Metagenomic Quality Control: Contamination, Host Reads, and Negative Controls
Metagenomic quality control is the set of procedures that ensures your taxonomic and functional assignments reflect the true microbial community, not laboratory contamination, host DNA carryover, or bioinformatics artifacts. This guide provides a defensible, step by step approach for researchers analyzing shotgun metagenomic data. It is written for bench scientists and bioinformaticians who design or review metagenomic studies, particularly those working with low biomass samples, host associated microbiomes, or environmental specimens where contaminants can dominate results.
At a Glance
| Concern | Approach | Key Points |
|---|---|---|
| Contamination | Screen negative controls, spike in known sequences, inspect taxonomic profiles of controls | Include a DNA extraction blank and a PCR water control, sequences in controls should be removed from true samples |
| Host reads | Align reads to host genome, filter with tools like Bowtie2 or BMTagger | Required for host associated samples, document the fraction removed, update host genome regularly |
| Negative controls | Sequence alongside samples, use to identify contaminant taxa and to set filtering thresholds | Must be processed identically to samples, do not subtract controls blindly, report them |
| Transparent reporting | Publish negative control results, host read percentages, and software versions | Follow minimum information about a metagenome sequence (MIMS) standards |
Decision Criteria
Before you start filtering, ask these questions to shape your QC plan.
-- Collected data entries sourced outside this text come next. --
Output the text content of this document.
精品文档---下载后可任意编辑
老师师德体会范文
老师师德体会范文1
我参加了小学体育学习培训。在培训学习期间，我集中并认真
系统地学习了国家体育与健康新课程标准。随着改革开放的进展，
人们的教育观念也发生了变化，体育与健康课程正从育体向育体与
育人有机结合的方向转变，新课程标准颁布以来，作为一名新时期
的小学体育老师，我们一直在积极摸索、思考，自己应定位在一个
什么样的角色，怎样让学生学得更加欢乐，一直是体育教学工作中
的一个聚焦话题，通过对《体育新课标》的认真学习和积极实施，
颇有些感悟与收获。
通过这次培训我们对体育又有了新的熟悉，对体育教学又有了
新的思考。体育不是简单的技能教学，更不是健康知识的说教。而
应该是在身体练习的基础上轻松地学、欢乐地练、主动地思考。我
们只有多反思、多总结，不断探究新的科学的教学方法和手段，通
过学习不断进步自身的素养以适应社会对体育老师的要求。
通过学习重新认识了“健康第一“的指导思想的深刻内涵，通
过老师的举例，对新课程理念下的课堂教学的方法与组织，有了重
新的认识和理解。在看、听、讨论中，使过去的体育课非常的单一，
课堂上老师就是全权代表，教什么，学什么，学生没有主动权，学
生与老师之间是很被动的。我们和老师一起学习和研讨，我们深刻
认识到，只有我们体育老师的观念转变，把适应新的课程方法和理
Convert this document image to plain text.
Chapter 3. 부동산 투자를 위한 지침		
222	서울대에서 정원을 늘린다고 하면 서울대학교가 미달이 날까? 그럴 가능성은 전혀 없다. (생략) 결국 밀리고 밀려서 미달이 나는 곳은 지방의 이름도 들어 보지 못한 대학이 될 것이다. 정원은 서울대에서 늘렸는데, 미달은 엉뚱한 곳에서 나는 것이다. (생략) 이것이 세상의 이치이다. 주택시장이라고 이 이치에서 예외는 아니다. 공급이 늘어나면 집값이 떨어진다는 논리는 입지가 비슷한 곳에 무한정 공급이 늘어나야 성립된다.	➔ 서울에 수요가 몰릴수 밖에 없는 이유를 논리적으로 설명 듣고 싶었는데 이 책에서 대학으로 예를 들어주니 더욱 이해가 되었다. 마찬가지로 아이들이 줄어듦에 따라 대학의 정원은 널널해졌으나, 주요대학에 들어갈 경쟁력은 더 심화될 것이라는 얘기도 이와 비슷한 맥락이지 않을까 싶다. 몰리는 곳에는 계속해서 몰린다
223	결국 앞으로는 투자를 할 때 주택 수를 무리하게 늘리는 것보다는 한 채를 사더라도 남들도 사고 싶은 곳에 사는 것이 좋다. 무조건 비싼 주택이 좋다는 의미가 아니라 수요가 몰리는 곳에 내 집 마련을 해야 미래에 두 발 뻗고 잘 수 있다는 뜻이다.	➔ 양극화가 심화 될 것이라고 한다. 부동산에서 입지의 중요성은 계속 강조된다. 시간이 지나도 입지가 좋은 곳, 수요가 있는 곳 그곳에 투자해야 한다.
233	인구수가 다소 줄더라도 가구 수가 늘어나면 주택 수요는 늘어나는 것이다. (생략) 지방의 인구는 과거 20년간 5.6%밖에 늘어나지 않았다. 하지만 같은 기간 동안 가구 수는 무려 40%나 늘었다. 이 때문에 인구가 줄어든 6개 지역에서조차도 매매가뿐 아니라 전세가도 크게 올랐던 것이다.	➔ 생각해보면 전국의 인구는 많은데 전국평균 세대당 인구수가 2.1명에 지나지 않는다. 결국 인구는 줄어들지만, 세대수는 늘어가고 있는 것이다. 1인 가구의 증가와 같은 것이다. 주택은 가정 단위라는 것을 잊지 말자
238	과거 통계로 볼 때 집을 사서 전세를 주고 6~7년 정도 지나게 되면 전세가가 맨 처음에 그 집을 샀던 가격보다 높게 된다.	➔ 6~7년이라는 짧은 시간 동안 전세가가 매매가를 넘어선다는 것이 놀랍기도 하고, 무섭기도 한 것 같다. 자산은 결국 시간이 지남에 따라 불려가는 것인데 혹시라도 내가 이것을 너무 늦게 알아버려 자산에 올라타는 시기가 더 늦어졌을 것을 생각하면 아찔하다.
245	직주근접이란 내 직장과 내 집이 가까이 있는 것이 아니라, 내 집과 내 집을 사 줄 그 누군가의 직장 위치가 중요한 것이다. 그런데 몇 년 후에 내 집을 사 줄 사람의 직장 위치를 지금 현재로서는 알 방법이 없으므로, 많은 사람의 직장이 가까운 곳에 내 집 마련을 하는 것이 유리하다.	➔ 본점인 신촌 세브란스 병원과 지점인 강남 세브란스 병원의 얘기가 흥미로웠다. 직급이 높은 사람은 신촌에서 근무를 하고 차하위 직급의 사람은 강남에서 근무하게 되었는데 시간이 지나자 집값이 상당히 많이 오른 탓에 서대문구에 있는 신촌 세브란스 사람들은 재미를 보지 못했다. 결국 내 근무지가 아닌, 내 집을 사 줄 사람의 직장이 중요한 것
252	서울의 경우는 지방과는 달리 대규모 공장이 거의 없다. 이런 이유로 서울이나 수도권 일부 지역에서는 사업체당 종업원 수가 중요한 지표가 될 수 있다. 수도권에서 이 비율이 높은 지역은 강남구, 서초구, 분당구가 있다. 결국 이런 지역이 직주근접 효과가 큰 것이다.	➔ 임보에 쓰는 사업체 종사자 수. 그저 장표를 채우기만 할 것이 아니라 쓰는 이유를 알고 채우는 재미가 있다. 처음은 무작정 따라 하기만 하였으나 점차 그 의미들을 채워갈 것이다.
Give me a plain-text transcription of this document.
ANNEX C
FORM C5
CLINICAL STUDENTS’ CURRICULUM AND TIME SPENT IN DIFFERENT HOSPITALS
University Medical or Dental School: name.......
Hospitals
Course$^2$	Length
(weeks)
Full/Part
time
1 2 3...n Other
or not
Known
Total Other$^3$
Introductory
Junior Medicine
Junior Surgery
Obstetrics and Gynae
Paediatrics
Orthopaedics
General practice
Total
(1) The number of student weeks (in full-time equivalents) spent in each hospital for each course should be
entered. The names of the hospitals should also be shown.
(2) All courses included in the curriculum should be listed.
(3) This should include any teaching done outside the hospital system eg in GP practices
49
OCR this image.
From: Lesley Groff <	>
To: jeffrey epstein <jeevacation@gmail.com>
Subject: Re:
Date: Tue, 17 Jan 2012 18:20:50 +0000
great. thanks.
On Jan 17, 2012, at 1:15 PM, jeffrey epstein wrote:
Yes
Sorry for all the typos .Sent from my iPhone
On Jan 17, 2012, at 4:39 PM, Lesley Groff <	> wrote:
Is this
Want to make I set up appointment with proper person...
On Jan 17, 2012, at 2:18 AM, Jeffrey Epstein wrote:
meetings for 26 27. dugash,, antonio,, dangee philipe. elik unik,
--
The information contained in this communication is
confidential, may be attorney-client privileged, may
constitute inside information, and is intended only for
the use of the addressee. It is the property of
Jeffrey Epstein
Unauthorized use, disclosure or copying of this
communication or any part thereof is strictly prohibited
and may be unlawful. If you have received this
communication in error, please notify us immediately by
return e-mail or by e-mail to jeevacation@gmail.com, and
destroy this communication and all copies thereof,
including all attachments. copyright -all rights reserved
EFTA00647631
What is your sample type? Low biomass samples (e.g., clinical swabs, soil extracts) are prone to environmental and reagent contamination. High biomass samples (e.g., stool) are less affected but still need host read removal when the host is present. For environmental samples without a host, host filtering may be unnecessary.
Do you have a matched negative control? Every metagenomic batch should include at least one negative control (DNA extraction blank). Without it, you cannot distinguish true low abundance microbes from contaminants. The control must be sequenced to the same depth and processed through the same pipeline.
What is your host genome representation? If your sample comes from a host (human, animal, plant), you must remove host reads unless your question specifically targets host DNA. Calculate the host read fraction early: if it exceeds 50%, consider enrichment or deeper sequencing.
What is your tolerance for false positives? Contaminant taxa that appear in negative controls at 1% relative abundance may be negligible in a pathogen detection study but critical in a community comparison. Set a generous threshold for removal (e.g., remove any OTU present in the negative control at any level) or a statistical threshold based on control read counts.
A Practical Workflow for Metagenomic Quality Control
Step 1. Raw read inspection
Start with FastQC to detect adapter contamination, low quality tails, and GC bias. For paired end reads, also use MultiQC to aggregate reports across samples. If adapters are present, trim them with Cutadapt or Trimmomatic. This step is standard for all sequencing data and is well described in resources such as the NCBI Bookshelf technical manuals and the EMBL EBI training materials on quality control.
Step 2. Host read removal (if applicable)
Map all reads against the host reference genome using Bowtie2 or BMTagger. For human samples, use the latest human genome build (GRCh38). For animal or plant studies, use the appropriate genome. Retain unmapped reads for downstream analysis. Record the percentage of reads removed. A common mistake is using an outdated host genome, which leaves human reads in the dataset. The Galaxy Training Network provides workflows for host removal in metagenomic pipelines.
Step 3. Quality filtering and trimming
Remove reads with average quality below Q20, trim bases with quality below Q15, and discard reads shorter than 50 bp after trimming. This reduces spurious mapping during taxonomic classification. Use tools such as Trimmomatic or fastp. Document the number of reads retained after each step.
Step 4. Taxonomic profiling of negative controls
Run your taxonomic classifier (e.g., Kraken2, MetaPhlAn, or Kaiju) on the negative control reads. If the control shows abundant sequences from common contaminants like Ralstonia, Pseudomonas, or Cutibacterium, treat those taxa as contaminants. For samples, remove any OTU or taxon that appears in the negative control above a threshold. A defensible threshold is removing all taxa present in the control at more than 0.1% relative abundance, or using a more conservative approach if the control is clean. The Bioconductor project offers packages like microbiome and phyloseq that support negative control based filtering [4].
Step 5. Contamination screening with positive controls and spike ins
Where possible, include a mock community positive control. Run it through the same pipeline and compare the observed composition to the expected one. Deviation indicates systematic bias. You can also spike a known genome (e.g., Salmonella or PstI digested DNA) to quantify absolute abundance and contamination. The NCBI Sequence Read Archive contains many such control datasets that you can use for benchmarking.
Step 6. Assess remaining contamination with cross sample comparisons
After filtering, examine the taxonomic composition across all samples in a study. If certain taxa appear uniformly in all samples (especially at low abundance) and also appear in the controls, they are likely contaminants. Consider removing them entirely or applying a prevalence filter (e.g., remove taxa present in fewer than 10% of samples).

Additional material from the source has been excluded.